1

I have a list of strings and each element of the list has several strings separated by colon. I am trying to convert each element into a dictionary. For example, one element in my list looks like this:

attributesList[0]
Out: 'Health Score: A, Happy Hour Specials: Yes, Vegan Options: Yes, Takes Reservations: Yes, Delivery: No, Take-out: Yes, Accepts Credit Cards: Yes, Good For: Brunch, Lunch, Dinner, Parking: Street, Bike Parking: Yes, Wheelchair Accessible: Yes, Good for Kids: No, Good for Groups: Yes, Ambience: Casual, Trendy, Classy, Noise Level: Average, Alcohol: Beer & Wine Only, Good For Happy Hour: Yes, Outdoor Seating: Yes, Wi-Fi: Free, Has TV: No, Waiter Service: Yes, Caters: No, Gender Neutral Restrooms: Yes'

Based on solutions in link 1 and link 2, I tried the following approaches:

attributesDict = dict(s.split(':') for s in attributesList)
attributesDict = dict(map(str.strip, s.split(':')) for s in attributesList)
attributesDict = dict(map(lambda s : s.split(':') for s in attributesList))

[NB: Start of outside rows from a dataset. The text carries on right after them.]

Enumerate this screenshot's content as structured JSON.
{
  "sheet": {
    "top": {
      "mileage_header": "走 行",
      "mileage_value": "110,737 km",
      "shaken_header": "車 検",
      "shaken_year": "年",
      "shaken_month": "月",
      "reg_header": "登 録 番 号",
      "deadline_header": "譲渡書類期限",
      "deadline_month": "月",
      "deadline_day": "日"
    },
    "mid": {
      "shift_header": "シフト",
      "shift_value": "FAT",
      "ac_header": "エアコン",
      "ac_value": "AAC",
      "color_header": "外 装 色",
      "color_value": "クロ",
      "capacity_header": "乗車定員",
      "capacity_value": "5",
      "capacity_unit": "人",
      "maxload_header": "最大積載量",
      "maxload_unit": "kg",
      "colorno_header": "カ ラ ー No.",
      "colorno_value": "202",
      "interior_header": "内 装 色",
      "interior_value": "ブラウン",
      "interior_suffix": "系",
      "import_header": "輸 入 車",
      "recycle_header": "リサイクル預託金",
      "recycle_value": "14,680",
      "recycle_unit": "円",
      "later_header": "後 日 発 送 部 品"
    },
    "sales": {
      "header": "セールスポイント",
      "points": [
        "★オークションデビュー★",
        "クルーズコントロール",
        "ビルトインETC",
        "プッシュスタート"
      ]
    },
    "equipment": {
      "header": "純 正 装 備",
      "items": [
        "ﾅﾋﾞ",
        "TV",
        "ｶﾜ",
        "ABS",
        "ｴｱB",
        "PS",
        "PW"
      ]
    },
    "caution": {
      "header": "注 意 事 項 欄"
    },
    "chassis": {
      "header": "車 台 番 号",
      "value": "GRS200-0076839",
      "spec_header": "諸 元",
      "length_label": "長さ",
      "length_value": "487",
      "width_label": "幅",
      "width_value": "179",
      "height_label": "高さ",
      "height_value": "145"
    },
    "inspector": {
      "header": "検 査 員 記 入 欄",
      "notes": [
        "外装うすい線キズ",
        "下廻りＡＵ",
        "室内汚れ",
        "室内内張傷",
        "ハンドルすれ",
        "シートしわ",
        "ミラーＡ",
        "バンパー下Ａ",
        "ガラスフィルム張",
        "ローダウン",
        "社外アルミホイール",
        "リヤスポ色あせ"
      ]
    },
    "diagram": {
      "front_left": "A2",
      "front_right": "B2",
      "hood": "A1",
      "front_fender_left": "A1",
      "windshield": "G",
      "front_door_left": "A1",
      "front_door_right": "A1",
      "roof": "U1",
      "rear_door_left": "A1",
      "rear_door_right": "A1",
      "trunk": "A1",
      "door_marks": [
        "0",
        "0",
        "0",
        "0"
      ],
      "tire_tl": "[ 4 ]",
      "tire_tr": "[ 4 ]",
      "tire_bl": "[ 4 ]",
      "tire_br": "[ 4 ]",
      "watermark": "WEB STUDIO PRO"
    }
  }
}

But I keep getting error messages shown below in each of the approaches:

ValueError: dictionary update sequence element #0 has length 24; 2 is required
ValueError: dictionary update sequence element #0 has length 24; 2 is required
TypeError: map() must have at least two arguments.

I looked at a solution here, but I am not clear how to fix the problem in my context. I am also a bit nervous about the presence of multiple items in my string after the colon as in the below case:

 Good For: Brunch, Lunch, Dinner,

Can I capture the three items after the colon as a value in a dictionary? How I can I achieve what I am trying to?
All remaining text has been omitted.